November 24, 2013 at 1:56 pm
Thanks for your comment, Dianne. I think that the most obvious thing that I have in mind – apart from the general pressure on the Orthodox and Catholic Churches to change that you mention – is that people are pressured to receive Communion in churches that they are not in communion with (or even in their own churches). I have a Roman Catholic friend who attended an Anglican Eucharist and was put under great pressure to receive communion, with people really taking offense when she stood her ground. I also have Orthodox friends who have attended Roman Catholic Masses and been pressured to receive communion, something they resisted. I also found myself, when still Catholic, in a situation in which I realised that I could not easily attend Mass and not receive communion – and when I did refrain from doing discovered that people took offence.
In an Orthodox understanding, the Holy Gifts are a fire that will consume us if we approach them inappropriately. It seems to me that using them (or whatever church one is talking about’s version of them) in this way is a form of spiritual violence. It is also violence because it disrespects the freedom of the human person at this most intimate of levels.
I have further thoughts about how this freedom of the human person relates to the freedom of God, and of how such tendencies are related to monism, something that I hope to write more on before long…
November 24, 2013 at 9:14 pm
O.K. Now I see what you mean. I guess I’ve been out of circulation with respect to other churches long enough that I haven’t observed the kind of pressure on individuals that you describe, at least not recently.
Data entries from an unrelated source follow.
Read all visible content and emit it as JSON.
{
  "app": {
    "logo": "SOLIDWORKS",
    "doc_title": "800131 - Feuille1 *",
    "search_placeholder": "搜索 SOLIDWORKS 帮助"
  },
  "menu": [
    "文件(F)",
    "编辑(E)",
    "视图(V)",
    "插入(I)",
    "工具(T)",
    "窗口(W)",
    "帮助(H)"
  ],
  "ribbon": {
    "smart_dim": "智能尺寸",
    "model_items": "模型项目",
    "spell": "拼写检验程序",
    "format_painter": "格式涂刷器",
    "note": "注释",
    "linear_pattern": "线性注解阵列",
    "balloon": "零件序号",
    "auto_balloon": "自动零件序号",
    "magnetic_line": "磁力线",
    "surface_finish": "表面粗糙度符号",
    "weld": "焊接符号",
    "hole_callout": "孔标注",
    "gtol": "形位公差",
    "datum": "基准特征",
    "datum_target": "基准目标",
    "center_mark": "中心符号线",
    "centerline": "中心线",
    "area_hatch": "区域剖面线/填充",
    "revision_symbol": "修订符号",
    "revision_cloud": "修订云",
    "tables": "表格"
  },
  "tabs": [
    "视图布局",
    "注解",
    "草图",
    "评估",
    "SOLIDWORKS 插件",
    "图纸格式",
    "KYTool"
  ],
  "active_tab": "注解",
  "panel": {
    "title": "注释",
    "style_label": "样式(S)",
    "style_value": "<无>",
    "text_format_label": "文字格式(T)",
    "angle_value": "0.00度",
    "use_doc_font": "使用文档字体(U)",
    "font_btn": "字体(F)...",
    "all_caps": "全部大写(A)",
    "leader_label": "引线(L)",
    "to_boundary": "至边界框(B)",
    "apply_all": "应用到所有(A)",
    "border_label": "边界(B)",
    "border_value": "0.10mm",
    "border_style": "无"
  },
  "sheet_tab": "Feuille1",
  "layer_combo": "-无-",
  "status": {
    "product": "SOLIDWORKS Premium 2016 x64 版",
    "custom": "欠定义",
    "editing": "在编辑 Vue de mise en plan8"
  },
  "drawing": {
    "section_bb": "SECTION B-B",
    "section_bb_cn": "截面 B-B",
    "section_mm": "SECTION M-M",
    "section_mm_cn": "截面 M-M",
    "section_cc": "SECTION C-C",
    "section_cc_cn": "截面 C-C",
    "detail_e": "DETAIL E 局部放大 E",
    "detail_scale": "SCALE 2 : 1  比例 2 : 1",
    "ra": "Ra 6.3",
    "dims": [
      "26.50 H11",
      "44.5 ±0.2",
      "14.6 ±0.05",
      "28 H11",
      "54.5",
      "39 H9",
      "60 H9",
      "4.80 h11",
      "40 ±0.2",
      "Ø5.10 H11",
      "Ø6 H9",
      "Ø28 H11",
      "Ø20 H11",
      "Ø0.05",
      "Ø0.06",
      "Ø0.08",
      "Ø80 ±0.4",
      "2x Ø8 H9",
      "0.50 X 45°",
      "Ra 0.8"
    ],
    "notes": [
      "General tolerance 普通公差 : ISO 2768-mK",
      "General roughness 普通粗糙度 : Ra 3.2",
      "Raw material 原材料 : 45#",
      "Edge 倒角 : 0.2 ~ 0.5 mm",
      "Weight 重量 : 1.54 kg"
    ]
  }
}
I agree that what you illustrate with your examples is a kind of spiritual violence. Pressuring people in these ways displays a very troubling understanding of communion, and of human freedom, indeed. I look forward to reading your further thoughts on these matters.
November 25, 2013 at 5:39 pm
In a blog post here Intercommunion | Khanya I give some examples of experiences of intercommunion” that I have had, and the last one, where I and an Orthodox priest were put under strong pressure to receive communion in a Roman Catholic church, which some have labelled “liturgical terrorism”.
November 25, 2013 at 8:49 pm
That’s an interesting post, Steve. This discussion has reminded me of an incident I experienced many years ago which may illustrate the flip side of such liturgical violence. I was a recent college graduate on an evangelical Protestant summer short-term mission project in Chicago (a project I recall with some cringing now, but that’s another story). Some members of the team attended a local Catholic church one Sunday. I guess we felt like being religious tourists. At the time, I had not the slightest personal interest in ever considering converting to a non-Protestant church (I’m Orthodox now, heh), but I had a basic level of respect and desire to behave with decent manners at this Catholic service. One young man in our group was a very pushy, proselytizing type, who seemed to have no problems at all with low self-esteem, if you know what I mean. He decided he was going to take communion. Ignorant as I was generally about Catholicism, one thing I knew was that they practiced closed communion, and that this was a serious matter to them. He knew it, too. I expressed some concern, but this guy was exuberantly confident in his decision, without any hint of doubt. I guess he knew best about inclusion and whose view of communion was correct, huh? So he did it.
I didn’t say much more about it, but his behavior really bothered me, and even then, I thought it was, if not a type of “liturgical terrorism,” at least a type of liturgical sabotage.